Like most modern programming languages, PowerShell gives you the ability to embed comments within your scripts.
Embedding a PowerShell comment is really easy. All you do is to enter a pound sign (also known as a hash sign), and then anything that comes after this symbol will be regarded as a comment.
The following is an example:
#This is an example of a comment.
In Figure 1, you can see that PowerShell has completely ignored the comment’s text, because it began with a pound sign.
Figure 1. PowerShell ignores the comment.
PowerShell also allows you to include a comment after a command. In Figure 2, you can see that I use the Write-Host cmdlet to display a text string. I have appended a comment to the end of the command. Although the Write-Host cmdlet behaves normally, PowerShell effectively ignores the comment that appears after the command.
Figure 2. You can append a PowerShell comment to the end of a command.
You cannot place a comment before a command, assuming that the comment and the command are on the same line. Remember, the pound sign designates everything to the right of it as a comment. When the command comes after the pound sign, PowerShell will treat the command as a comment. You can see an example of this in Figure 3.
Figure 3. PowerShell commands that come after a comment are ignored.
How You Should Use Comments in PowerShell
Now that you have seen how to add a comment to a PowerShell script, the next question is, how should comments be used?
As a rule, you should use comments to explain how your script works to readers. In addition, you should use comments for things you might forget, especially if you decide to review the script at some point in the future.
Although PowerShell comments can be helpful, it’s possible to have too much of a good thing. A wealth of comments can become distracting. In one of the more extreme examples I have seen, it was difficult to find the actual code in a script because there were so many comments to sift through.

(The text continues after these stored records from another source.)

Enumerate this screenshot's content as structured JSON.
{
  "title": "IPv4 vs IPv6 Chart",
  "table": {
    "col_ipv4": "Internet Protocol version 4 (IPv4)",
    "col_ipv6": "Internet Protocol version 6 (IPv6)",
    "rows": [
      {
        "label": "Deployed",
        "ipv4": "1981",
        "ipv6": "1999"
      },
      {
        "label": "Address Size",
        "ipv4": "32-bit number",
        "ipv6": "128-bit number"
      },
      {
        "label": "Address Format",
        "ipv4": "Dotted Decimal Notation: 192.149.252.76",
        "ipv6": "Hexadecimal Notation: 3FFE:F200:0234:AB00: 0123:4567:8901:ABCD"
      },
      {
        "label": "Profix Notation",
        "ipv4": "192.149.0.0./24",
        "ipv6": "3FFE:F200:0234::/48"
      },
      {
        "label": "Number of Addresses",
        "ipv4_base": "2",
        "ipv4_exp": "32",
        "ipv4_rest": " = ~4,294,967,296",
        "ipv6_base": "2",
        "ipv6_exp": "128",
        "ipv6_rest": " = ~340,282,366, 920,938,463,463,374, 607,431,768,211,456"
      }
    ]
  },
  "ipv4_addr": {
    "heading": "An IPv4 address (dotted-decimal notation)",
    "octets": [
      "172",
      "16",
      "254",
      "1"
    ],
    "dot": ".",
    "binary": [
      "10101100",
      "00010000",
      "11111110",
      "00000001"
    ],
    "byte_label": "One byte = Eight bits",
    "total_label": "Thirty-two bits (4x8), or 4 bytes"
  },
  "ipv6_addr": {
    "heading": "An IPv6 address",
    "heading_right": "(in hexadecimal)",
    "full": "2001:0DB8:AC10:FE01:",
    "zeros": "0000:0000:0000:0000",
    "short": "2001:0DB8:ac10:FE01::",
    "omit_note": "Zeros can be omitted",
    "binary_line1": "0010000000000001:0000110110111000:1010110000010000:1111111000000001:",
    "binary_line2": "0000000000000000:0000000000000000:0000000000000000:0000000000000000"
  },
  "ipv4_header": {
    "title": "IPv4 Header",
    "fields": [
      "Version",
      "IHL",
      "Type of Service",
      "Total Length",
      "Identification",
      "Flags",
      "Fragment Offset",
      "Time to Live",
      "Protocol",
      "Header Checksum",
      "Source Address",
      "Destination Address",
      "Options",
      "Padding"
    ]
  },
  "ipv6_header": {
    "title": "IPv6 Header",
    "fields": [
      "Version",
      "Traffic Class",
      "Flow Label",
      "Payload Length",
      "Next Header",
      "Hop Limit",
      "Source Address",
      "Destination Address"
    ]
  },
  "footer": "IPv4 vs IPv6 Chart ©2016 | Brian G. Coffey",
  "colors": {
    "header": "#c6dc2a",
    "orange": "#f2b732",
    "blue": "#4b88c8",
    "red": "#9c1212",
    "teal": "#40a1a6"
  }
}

Don’t get me wrong -- I’m not trying to discourage the use of comments. My point is that comments should be used to make a script easier to read.
I have always been a big believer in something called self-documenting code. The idea behind self-documenting code is to write scripts so that it is relatively easy to figure out what each individual line does. This means using variable names that reflect the variable’s purpose. It also means using meaningful function names that accurately describe what a function does. A self-documenting script minimizes the need for comments.
Where Should You Put PowerShell Comments
So, where should the comments go?
It’s a good idea to add a few comments at the beginning of your script. These comments should describe when the script was created, who wrote it, and what it does. If you create multiple versions of the script over time, you should include a version number.
I also recommend adding a short comment to any function that you write. The comment should simply clarify what the function does, what parameters are required for input, and what the function will output.
Beyond these basic areas, I personally tend to keep comments to a minimum. Apart from the best practices I describe above, the only other time I use comments is with a particularly tricky line of code. This is especially true if it I had a difficult time getting a line of code to work correctly. In these cases, I try to use comments to give myself some hints in case I must modify that line in the future.
Similarly, I will sometimes add a PowerShell comment to a line of code if it uses a command that I’m not super-familiar with. In those cases, I might write a short comment that explains what the line does.